Tyan S1854 Trinity 400 VIA Apollo Pro 133A Slot-1/Socket-370 ATXby Mike Andrawes on January 11, 2000 6:16 PM EST
- Posted in
Tyan has been producing top notch, high performance server/workstation motherboards for over 10 years. Although they've had a few hiccups along the way, they've been able to transition to the higher volume consumer space in recent years. For the most part, their server roots have shown in their consumer level boards, which were rock solid as far as stability goes and very rich in features.
For the most part, Tyan's success was built upon boards based on Intel chipsets. With the advent of the Super7 platform, they were forced to branch out and use VIA chipsets if they wanted to support Super7. Some of Tyan's early VIA based efforts were less than stellar, but the S1598 Trinity MVP3 restored our confidence in such boards.
With the launch of the "Coppermine" Pentium IIIE and its subsequent official support for the 133 MHz bus, an interesting situation arose for VIA and Intel in the chipset market. Intel's solution, the i820 was delayed by a few months do to stability issues. Throw in the fact that RAMBUS currently costs almost five times what SDRAM costs, and VIA's Apollo Pro 133A chipset begins to look very appealing. Tyan decided to go with the Apollo Pro 133A and teamed up with Micron to have one of the first 133 MHz FSB solutions in the market with the latest iteration of the Millennia Max. The motherboard in that award winning system - the Tyan S1854 Trinity 400.
New Anand Tech Report Card Rating 88/B+
|CPU Interface||Slot-1/Socket 370|
|Chipset||VIA Apollo Pro 133A
(VIA 694X / VIA 596B)
|L2 Cache||N/A (on-chip)|
/ 75 / 83 / 95
100 / 112 / 117 / 124
133 / 138 / 140 / 150
|Clock Multipliers||2.0x - 8.0x|
|Voltages Supported||Auto Detect|
|Memory Slots||3 168-pin DIMM Slots|
|Expansion Slots||0 AMR Slots
1 AGP Slot
6 PCI Slots (5 Full Length)
1 (optional) ISA Slot (1 Shared / 1 Full Length)
At first, the Trinity 400 looks like a very odd board, with both Slot-1 and Socket-370 interfaces on board. While we've seen this before in the AnandTech lab, it's usually been reserved to boards from manufacturers much smaller than Tyan. However, the Trinity 400 is loosely based on Tyan's older Trinity 371, a similar Slot-1/Socket-370 design that used either the Intel i440BX or the VIA Apollo Pro Plus chipset.
The use of two different CPU interfaces creates for an interesting layout of the PCB. You might think it would create an extremely large PCB, but in fact it doesn't, as the Trinity 400 is just a bit longer than most ATX motherboards.

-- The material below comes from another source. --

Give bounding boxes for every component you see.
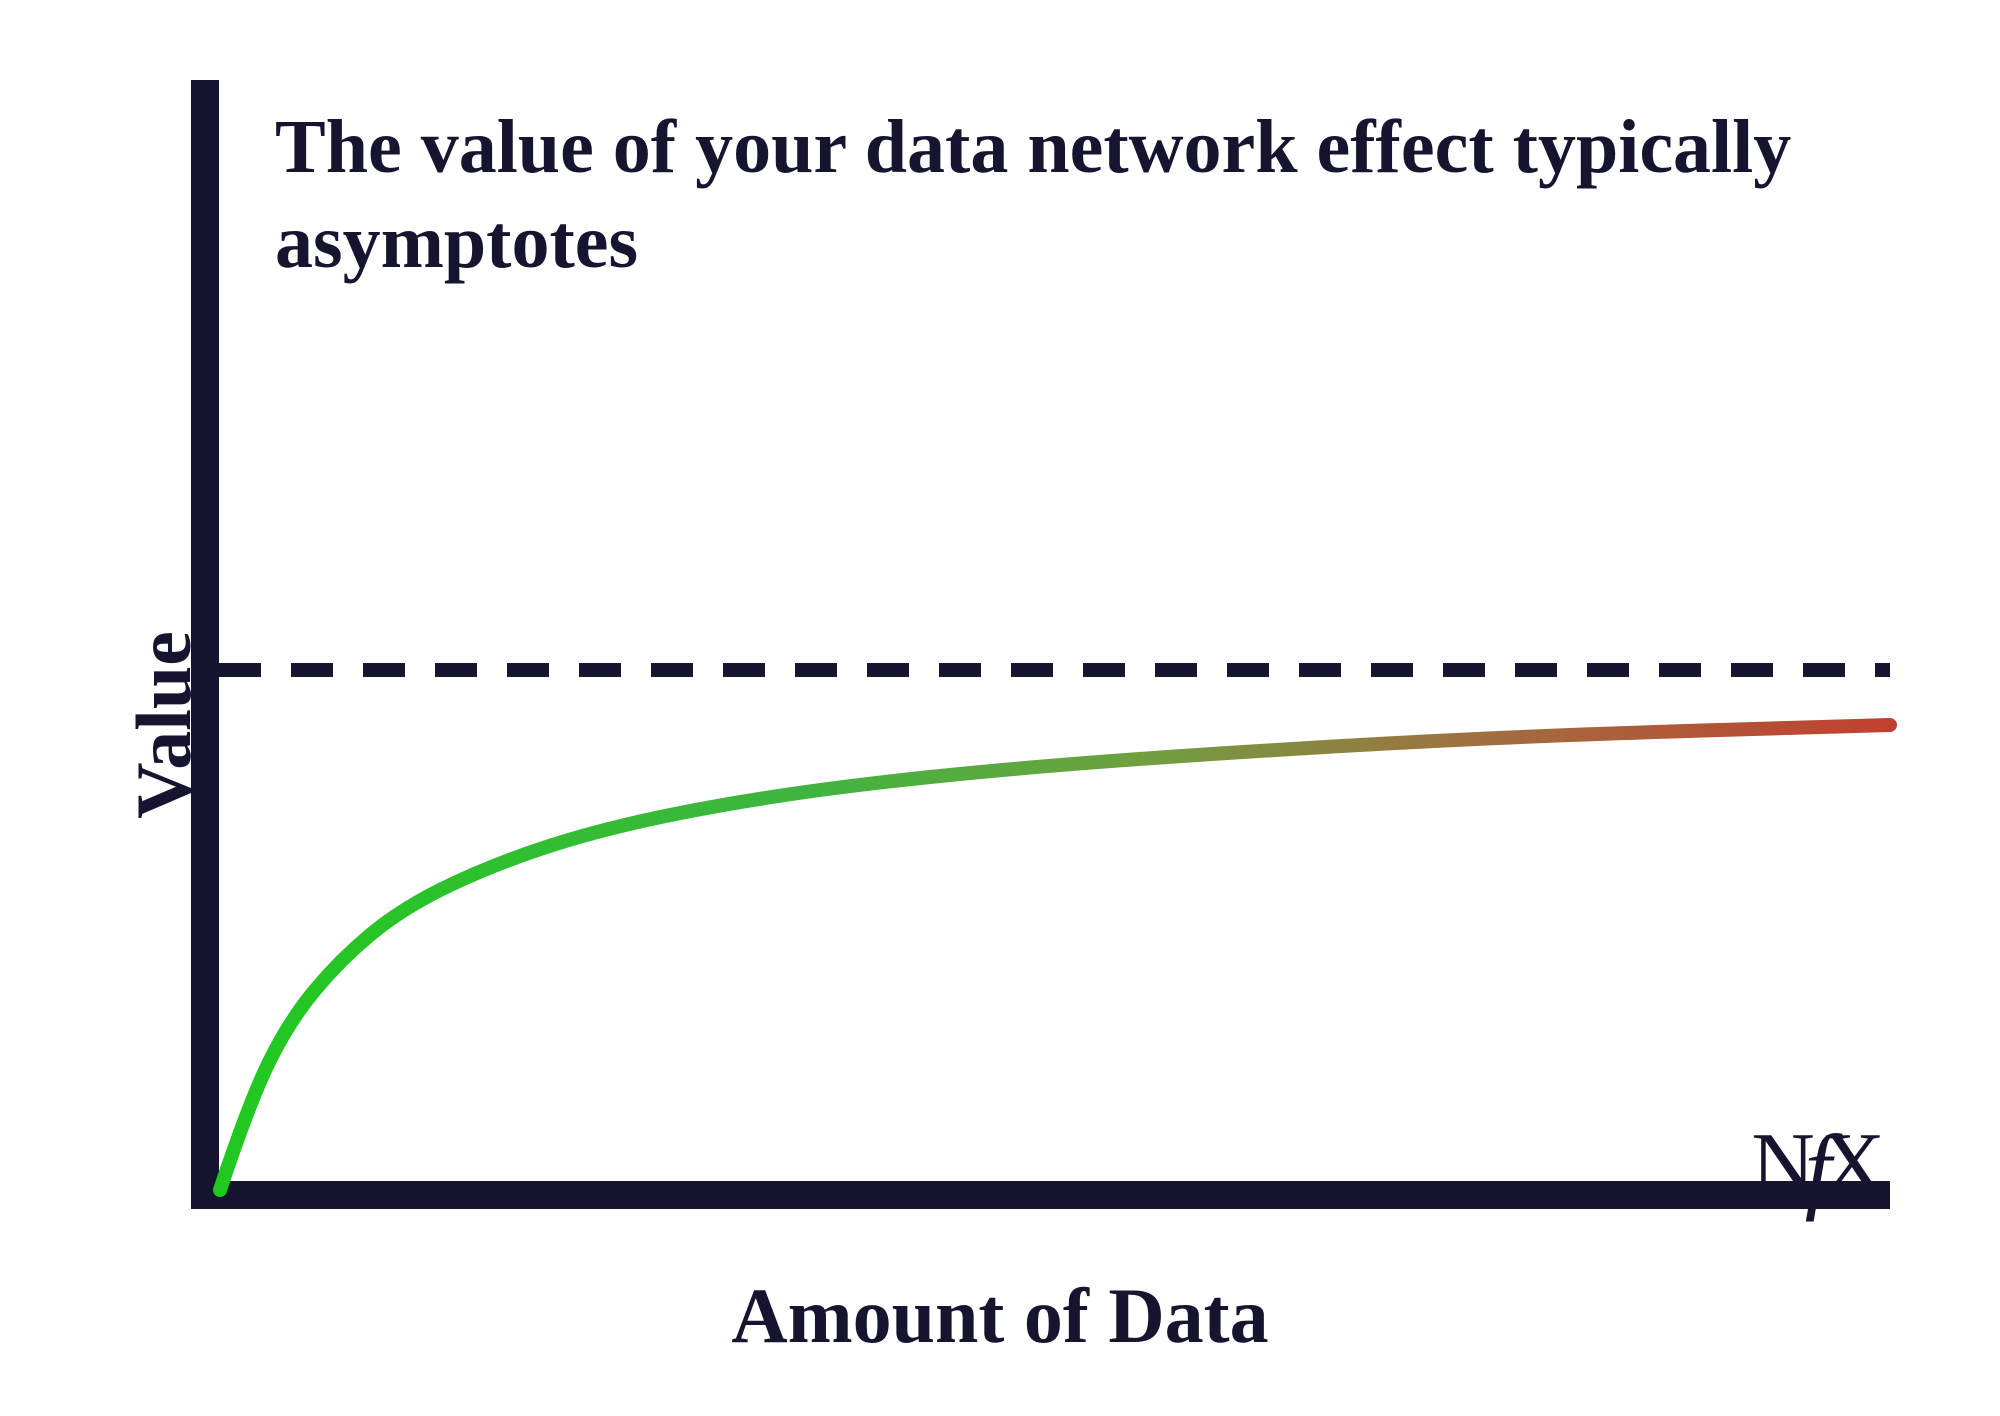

Everything is laid out as it should be, with the HDD, FDD, and ATX power connectors all right at the front of the board, helping to reduce cable clutter inside crowded systems.
The Slot-1 connector sits flush with the VIA 694X North Bridge, while the Socket-370 is located immediately behind the Slot-1 connector. Next to both CPU interfaces, there is the VRM 8.4 compatible voltage regulator, which features nine 1000uF capacitors in this implementation. Despite being rated to run at 133 MHz, with the option of overclocking it to 150 MHz, the 694X chip was not covered with a heatsink. Fortunately, we did not notice any heat related issues in our evaluation sample.
The Trinity 400's flexibility continues with an available 6/1/1 (PCI/ISA/AGP) expansion slot configuration. The sole ISA slot is full length, however, while "only" 5 of the 6 PCI slots can boast such a feature. That single ISA slot is actually optional, reflecting the fact that ISA is definitely on its way out despite a few hold outs. Creative Labs ES1373 PCI audio is also optionally integrated on the motherboard, although this option has not been released to distributors as of yet. The Creative Labs sound is a basic PCI audio solution that offers few advanced features, such as 3D audio, but otherwise gets the job done quite well.
It's should be noted that the Trinity 400 is PCI 2.2 compliant, meaning that 3.3v standby power is required for all PCI slots, DIMM banks, and PS/2 outputs, so be sure to unplug the AC power cord before adding or removing any peripherals. This is one of those times that a physical power switch on the power supply can come in handy.